Hay libros que entretienen. Otros hacen pensar. Y unos pocos consiguen ambas cosas al mismo tiempo. El nombre de la rosa, del escritor italiano Umberto Eco, pertenece a esta última categoría.
Publicado en 1980, se ha convertido en una de las novelas más influyentes del siglo XX y en una obra que sigue conquistando a nuevos lectores más de cuarenta años después de su aparición.
La historia nos traslada al año 1327, a una remota abadía benedictina situada en algún lugar del norte de Italia. Allí llegan el fraile franciscano Guillermo de Baskerville y su joven novicio Adso de Melk para participar en una reunión religiosa que promete ser importante.
Sin embargo, antes de que comiencen las discusiones teológicas, aparece un monje muerto en circunstancias extrañas.
Lo que inicialmente parece un accidente pronto se transforma en una cadena de misteriosas muertes. Guillermo, dotado de una inteligencia extraordinaria y una gran capacidad de observación, comienza a investigar lo sucedido mientras intenta descifrar los secretos que esconden los muros de la abadía.

A primera vista, El nombre de la rosa podría parecer simplemente una novela policíaca ambientada en la Edad Media. Pero sería quedarse muy corto.
La obra combina misterio, filosofía, historia, religión, política y literatura. Entre sus páginas encontramos debates sobre el conocimiento, la censura, el poder de los libros y el choque entre distintas formas de entender el mundo.
Uno de los grandes protagonistas de la novela es la biblioteca de la abadía. Se trata de un inmenso laberinto lleno de manuscritos y obras prohibidas que guarda secretos capaces de cambiar el destino de quienes se acercan demasiado a ellos.
Para muchos lectores, la biblioteca es casi tan importante como los personajes principales.
Aunque la novela contiene reflexiones profundas, Umberto Eco consigue mantener el interés gracias a una trama llena de enigmas, pistas falsas y giros inesperados. No es un libro especialmente corto ni sencillo, pero recompensa al lector con una experiencia muy diferente a la de la mayoría de novelas de misterio.

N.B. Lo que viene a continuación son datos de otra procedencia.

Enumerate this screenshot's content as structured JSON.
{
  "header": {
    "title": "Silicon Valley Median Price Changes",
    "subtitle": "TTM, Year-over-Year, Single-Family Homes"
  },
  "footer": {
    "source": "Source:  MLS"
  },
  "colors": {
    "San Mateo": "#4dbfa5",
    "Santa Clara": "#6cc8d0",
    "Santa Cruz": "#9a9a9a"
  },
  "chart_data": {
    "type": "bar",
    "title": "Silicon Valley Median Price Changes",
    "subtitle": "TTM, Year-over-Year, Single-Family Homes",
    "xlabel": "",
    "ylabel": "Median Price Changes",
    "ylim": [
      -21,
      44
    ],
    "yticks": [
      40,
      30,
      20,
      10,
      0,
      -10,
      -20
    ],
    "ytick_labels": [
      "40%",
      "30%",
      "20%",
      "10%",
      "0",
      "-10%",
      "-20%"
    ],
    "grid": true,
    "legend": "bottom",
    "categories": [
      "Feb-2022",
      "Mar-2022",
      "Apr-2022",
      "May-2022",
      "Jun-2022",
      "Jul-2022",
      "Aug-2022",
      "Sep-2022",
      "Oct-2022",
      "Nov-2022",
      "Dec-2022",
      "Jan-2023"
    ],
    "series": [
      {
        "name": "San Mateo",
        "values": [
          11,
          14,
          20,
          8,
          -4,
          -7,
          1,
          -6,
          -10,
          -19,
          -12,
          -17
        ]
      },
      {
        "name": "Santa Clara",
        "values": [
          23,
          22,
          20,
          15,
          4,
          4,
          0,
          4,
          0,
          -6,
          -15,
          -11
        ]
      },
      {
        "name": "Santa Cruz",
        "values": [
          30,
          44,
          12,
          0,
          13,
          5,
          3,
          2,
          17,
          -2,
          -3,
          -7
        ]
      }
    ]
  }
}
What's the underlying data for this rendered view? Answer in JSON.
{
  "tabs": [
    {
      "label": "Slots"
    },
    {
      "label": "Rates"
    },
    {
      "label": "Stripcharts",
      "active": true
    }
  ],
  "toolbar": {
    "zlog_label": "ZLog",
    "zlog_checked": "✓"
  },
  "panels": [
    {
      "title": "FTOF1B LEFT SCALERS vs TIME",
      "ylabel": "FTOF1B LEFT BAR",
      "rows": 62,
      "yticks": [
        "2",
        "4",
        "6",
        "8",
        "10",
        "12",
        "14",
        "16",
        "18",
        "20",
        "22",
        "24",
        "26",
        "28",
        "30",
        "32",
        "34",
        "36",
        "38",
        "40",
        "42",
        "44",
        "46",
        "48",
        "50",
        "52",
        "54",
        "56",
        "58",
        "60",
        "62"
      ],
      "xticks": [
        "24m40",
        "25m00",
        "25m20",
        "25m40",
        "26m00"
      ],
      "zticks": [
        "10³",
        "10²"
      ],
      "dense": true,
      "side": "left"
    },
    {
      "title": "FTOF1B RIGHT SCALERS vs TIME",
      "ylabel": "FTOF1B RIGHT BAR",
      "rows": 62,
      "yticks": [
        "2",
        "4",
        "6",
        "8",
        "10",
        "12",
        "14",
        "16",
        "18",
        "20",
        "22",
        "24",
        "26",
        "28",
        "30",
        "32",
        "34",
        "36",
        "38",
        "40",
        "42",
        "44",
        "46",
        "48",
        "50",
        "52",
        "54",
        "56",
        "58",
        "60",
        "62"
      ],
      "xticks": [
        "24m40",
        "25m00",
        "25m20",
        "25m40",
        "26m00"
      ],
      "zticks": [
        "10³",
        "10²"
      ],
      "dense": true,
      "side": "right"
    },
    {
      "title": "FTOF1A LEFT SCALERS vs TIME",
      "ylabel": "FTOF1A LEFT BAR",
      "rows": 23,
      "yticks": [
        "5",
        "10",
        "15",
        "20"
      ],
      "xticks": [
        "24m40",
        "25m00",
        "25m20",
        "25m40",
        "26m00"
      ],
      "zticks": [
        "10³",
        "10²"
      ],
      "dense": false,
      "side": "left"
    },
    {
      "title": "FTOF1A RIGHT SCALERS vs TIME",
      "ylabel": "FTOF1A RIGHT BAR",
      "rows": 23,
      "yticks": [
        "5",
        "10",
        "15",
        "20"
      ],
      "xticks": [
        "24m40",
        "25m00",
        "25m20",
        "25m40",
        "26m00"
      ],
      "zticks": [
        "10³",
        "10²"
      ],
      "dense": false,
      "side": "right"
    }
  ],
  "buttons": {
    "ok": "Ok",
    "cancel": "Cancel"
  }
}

La película de Sean Connery
El enorme éxito de la novela llevó a su adaptación cinematográfica en 1986. La película, dirigida por Jean-Jacques Annaud, está protagonizada por Sean Connery en el papel de Guillermo de Baskerville y por un jovencísimo Christian Slater como Adso.
La adaptación simplifica buena parte de los debates filosóficos y teológicos presentes en la novela para centrarse más en el misterio y la investigación criminal. Como resultado, la película es más accesible para el gran público y funciona como un excelente thriller medieval.
Uno de sus mayores logros es la ambientación. La abadía aparece como un lugar oscuro, frío y opresivo, lleno de rincones inquietantes y secretos ocultos. Incluso quienes no han leído el libro suelen recordar la espectacular biblioteca y la atmósfera casi gótica que envuelve toda la historia.
Sean Connery ofrece además una de las interpretaciones más recordadas de su carrera. Su Guillermo de Baskerville combina inteligencia, ironía y humanidad, convirtiéndose en un investigador tan carismático como inolvidable.

¿Libro o película?
Como suele ocurrir, el libro ofrece una experiencia más rica y profunda. Permite conocer mejor los personajes, comprender los conflictos religiosos de la época y disfrutar de las numerosas reflexiones de Umberto Eco.
La película, por su parte, elimina gran parte de esa complejidad para construir una historia más directa y cinematográfica. Pierde profundidad, pero gana ritmo y accesibilidad.
La buena noticia es que ambas obras se complementan muy bien. La película puede servir como puerta de entrada a la novela, mientras que quienes ya han leído el libro disfrutarán reconociendo personajes, escenarios y momentos clave llevados a la pantalla.
Personalmente me parece un muy buen libro, y la adaptación a la gran pantalla creo que es muy acertada, no decepciona. Y más teniendo en cuenta los grandes actores con los que cuentan.
¿Por qué sigue mereciendo la pena?
Porque pocas obras han conseguido mezclar de forma tan brillante una novela de misterio con una reflexión sobre el conocimiento y el poder de los libros.
El nombre de la rosa es una historia de asesinatos, pero también una historia sobre bibliotecas, manuscritos, ideas prohibidas y personas dispuestas a arriesgarlo todo por preservar o destruir el conocimiento.
Y quizá por eso sigue siendo una lectura tan fascinante. Porque detrás de cada página se esconde una pregunta que sigue siendo actual: ¿quién decide qué conocimientos deben conservarse y cuáles deben desaparecer?